Rita Ghedini: La grande questione del welfare è quella della riprogettazione di un modello che tenga conto in maniera strutturale del cambiamento demografico. Ciò significa non solo occuparsi della curva di invecchiamento della popolazione, ma anche delle politiche migratorie, di quelle per l’abitare, della salute e del miglioramento delle condizioni di lavoro.

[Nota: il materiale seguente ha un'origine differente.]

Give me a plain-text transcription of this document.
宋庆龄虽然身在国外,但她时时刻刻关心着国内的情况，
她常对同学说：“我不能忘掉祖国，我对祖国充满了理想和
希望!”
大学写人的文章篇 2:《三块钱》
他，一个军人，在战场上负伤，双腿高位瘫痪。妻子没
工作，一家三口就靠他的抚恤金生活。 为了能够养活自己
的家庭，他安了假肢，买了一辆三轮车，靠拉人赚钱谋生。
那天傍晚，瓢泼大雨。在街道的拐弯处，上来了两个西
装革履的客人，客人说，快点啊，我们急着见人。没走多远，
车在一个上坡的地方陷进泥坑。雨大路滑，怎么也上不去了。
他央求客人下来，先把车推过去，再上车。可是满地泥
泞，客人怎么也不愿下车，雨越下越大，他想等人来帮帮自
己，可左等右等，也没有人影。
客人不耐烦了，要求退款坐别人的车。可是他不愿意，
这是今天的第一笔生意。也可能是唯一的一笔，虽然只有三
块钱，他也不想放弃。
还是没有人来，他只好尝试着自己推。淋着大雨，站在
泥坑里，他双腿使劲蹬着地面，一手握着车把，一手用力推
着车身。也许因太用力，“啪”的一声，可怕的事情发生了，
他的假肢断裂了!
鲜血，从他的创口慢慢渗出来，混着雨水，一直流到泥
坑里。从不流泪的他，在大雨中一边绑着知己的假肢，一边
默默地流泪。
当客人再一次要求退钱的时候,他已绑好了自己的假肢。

Noi dobbiamo pensare agli strumenti di welfare in funzione di una società più anziana, ma anche potenzialmente più integrata, in cui l’integrazione implica il confronto tra culture diverse e un’idea di invecchiamento che non ha più a che fare solo con l’assistenza, ma con il tema dell’invecchiamento attivo e della partecipazione attiva delle coorti più adulte e anziane alla vita sociale ed economica. Il dato di incremento degli occupati oggi è composto anche dal trattenimento al lavoro delle coorti più anziane e questo cambia i modelli di organizzazione sociale e del lavoro. Finché non ci convinceremo tutti che le politiche di welfare sono uno strumento di politiche industriale non riusciremo a modificare il nostro modello di sviluppo in una direzione sostenibile.